俺は艦橋へ登り、カノープスに呼びかける。


「カノープス」


カノープスはびっくりした様子で俺の下へ走る。

主人が申し付けてきたのだ。当然である。


「ど、どうされましたか?な、なにか不服になるような事が……」


カノープスの言葉を遮り、俺は命令をだす。


「いや、訓練は中止だ。実戦になるかもしれない」


カノープスは驚き、そこにいた全員も驚いた。

訓練が中止という事について、何を考えているのか分からない。

全くの意図が分からない。

五芒星共々システムローズオーバーローズ国民、ノートの導く道を歩んでいくだけである。だからノートの意図、意志を読み取り手助けをしなければと考えているが、わからないのだ。

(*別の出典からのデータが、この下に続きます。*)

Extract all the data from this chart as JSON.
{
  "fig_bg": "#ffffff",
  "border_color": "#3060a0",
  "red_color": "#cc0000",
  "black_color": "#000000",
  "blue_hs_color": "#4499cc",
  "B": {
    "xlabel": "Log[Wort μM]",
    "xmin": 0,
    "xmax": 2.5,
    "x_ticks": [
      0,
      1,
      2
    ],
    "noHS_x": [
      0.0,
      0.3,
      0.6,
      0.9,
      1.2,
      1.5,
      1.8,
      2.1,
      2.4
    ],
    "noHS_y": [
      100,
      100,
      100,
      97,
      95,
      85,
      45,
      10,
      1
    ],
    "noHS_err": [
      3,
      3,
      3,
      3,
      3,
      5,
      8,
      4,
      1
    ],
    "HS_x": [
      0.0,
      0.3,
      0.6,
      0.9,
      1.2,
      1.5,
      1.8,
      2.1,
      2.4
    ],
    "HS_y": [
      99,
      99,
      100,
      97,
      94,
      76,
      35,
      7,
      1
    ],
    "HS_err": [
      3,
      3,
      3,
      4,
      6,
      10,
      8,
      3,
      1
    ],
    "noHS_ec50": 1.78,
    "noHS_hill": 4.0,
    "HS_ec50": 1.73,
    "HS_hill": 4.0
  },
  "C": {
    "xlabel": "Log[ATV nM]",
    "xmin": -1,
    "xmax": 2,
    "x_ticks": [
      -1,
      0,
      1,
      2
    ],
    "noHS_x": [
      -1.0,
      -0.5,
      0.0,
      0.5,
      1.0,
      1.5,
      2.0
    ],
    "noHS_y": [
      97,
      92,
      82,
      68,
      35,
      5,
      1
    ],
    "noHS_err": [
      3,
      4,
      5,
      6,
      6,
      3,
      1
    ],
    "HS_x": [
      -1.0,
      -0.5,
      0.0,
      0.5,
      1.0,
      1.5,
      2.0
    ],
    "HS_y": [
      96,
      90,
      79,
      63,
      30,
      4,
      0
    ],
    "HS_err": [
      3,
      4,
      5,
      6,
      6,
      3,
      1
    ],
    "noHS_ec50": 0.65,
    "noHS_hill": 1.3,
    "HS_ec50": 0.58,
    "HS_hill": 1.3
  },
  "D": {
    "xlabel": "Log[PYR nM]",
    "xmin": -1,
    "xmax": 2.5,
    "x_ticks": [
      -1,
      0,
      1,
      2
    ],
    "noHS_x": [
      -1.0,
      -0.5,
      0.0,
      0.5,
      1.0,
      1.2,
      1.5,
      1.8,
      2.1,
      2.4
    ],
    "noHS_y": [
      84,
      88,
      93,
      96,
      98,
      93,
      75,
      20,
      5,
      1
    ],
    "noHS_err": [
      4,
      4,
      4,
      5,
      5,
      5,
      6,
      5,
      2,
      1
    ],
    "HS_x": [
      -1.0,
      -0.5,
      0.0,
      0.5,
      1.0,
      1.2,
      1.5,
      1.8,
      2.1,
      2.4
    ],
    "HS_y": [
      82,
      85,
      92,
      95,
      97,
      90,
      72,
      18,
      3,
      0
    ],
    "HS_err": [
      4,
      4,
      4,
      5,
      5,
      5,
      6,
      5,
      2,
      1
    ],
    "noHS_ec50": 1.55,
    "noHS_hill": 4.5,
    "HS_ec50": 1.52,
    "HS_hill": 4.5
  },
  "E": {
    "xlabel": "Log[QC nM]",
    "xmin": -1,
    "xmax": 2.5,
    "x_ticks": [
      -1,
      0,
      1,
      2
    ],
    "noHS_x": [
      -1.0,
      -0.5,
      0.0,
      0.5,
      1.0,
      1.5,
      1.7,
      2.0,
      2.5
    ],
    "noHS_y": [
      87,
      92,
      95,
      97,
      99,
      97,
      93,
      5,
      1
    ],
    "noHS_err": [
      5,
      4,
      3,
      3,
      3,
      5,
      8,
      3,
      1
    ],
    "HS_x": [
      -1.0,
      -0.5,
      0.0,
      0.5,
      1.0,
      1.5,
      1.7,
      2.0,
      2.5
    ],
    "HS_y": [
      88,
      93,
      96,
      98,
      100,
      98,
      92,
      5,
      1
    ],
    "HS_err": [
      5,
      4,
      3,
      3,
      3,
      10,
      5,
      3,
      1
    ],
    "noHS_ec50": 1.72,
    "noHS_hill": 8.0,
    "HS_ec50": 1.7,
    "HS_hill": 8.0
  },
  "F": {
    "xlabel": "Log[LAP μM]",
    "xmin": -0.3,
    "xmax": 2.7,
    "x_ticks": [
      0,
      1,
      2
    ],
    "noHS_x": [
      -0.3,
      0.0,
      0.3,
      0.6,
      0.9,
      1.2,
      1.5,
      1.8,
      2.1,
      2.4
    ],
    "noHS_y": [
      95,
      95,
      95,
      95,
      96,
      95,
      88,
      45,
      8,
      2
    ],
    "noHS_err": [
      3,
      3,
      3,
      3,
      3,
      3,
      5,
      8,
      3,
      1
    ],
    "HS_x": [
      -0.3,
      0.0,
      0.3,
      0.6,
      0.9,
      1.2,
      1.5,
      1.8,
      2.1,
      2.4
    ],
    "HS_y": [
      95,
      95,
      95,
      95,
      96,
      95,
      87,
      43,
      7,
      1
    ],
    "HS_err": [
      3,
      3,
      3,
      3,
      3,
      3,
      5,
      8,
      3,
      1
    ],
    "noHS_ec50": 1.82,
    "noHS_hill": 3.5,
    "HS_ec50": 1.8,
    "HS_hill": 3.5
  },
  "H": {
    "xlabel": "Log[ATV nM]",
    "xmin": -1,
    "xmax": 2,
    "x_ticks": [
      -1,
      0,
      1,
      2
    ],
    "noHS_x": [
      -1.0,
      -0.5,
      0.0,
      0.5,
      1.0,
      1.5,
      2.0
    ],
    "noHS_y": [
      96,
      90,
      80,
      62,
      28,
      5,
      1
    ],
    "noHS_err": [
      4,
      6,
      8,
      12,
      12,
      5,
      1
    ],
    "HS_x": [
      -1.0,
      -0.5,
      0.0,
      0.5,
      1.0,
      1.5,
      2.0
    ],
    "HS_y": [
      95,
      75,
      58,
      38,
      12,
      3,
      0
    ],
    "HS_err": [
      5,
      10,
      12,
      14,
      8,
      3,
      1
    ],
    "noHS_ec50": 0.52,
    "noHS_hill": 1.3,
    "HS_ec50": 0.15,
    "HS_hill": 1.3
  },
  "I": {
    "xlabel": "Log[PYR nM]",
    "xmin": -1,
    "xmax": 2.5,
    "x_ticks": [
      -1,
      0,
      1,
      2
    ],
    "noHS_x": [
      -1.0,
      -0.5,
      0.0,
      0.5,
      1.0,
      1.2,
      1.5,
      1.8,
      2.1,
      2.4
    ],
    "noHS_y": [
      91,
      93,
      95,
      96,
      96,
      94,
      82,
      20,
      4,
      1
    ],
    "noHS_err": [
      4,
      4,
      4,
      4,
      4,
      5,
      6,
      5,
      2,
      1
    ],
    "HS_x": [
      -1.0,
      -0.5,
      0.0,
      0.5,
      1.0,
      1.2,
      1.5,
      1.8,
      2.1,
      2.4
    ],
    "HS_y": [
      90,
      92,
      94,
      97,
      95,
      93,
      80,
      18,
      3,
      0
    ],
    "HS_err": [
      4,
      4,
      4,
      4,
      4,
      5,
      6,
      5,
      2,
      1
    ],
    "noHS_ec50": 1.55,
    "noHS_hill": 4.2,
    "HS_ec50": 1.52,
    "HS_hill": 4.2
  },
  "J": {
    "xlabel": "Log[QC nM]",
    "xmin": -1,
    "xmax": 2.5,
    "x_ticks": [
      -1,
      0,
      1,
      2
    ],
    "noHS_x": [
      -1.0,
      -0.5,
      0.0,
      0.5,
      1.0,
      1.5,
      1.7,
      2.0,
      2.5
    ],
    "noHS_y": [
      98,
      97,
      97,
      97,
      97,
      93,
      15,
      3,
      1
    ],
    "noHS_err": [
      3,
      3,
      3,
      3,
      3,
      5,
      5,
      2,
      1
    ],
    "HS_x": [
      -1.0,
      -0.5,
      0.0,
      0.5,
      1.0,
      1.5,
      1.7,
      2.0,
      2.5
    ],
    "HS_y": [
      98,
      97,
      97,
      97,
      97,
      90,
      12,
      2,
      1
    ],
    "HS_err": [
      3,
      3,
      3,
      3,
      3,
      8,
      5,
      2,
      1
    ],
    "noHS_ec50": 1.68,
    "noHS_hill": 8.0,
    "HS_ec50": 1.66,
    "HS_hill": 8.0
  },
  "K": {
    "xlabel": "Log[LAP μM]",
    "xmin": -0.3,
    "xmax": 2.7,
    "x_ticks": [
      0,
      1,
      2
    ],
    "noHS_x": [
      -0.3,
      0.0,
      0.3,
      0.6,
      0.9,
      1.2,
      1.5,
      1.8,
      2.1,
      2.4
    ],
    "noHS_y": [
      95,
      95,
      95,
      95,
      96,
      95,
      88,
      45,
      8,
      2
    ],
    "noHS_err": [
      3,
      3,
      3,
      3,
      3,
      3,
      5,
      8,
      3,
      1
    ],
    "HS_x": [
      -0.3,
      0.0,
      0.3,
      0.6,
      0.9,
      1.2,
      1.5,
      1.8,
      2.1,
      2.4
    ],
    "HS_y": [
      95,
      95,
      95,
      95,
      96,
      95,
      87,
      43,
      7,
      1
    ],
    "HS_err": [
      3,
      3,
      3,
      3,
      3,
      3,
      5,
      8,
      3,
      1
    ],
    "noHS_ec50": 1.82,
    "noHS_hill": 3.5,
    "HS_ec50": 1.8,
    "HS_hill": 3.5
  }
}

天才的な頭脳、最強に近き力をもつノートは、世界を一人で手に入れることも容易いだろう。

だが、それでも自分達を拾ってくれた事は、自分達を認めてくれた証である。主に認めてもらうため、捨てられないためにその期待に応えたいが、分からない。 

それでも、自分たちを切り捨てない心の広さには、感動の感情が湧いてくる。


カノープスは必死に考える。

(主君様は何を………。分からない……、けれど、命令は絶対。真相は後に分かる筈……この前のファートルド事変の様に)

カノープスは跪く。


「承知しました。針路の方はどのように」


「アトラス方面へ向けろ」


「はい。わかりました。面舵いっぱーい!」


すると大和が左手に針路を変えた。

それと同時に、風を切るプロペラ音が耳に届く。


「来たか……」


超大型連合航空艦隊。通称「王城鷲(オウギワシ)

鳳翔

赤城

加賀

龍驤

蒼龍

飛龍

瑞鳳型2隻

翔鶴型2隻

飛鷹型2隻

海鷹

神鷹

雲龍型6隻

大鳳

信濃

龍鳳

千歳型2隻

大鷹型3隻

伊吹

生駒


である。


航空機は魔力操作で、無人機でも操作が可能だ。

なので、航空戦闘に関しては死者はそうそうでない。

俺は外に出てスピーカーを魔力で作り、呼びかける。


「オウギワシに告ぐ、これより訓練は中止、実践へと移行する。各艦の艦長は花王に帰港の後、すぐに作戦会議を実施する」


……こういうの良いな。

今思えば、支配者らしい振る舞いをあまりしてこなかった様な……。

ま、これからやっていこうか。

俺はポッケに手を入れ、艦橋の中に入る。


「お前達はアトラス沖にて待機だ。俺は艦載機を使わせてもらう」


カノープスは、敬礼をする。


「分かりました。三竜、主君様の準備を」


カノープスが三竜の方を向いて言う。

三竜は敬礼をする。

だが、青竜は何故か地面に座りながらだ。


「「承知しました」」

「は〜い!」


俺達は左舷甲板へ降り立つ。

そして、コトコトと音を立てながら艦載機発射機の所へ向かう。

全速力で航行する大和は、高い飛沫を上げながら威厳を纏い突き進む。

大空を飛び回る無人の零戦は、大和に仕えし鷹のように大和の天空を守る。後方にはオウギワシがずらりと並んでいる。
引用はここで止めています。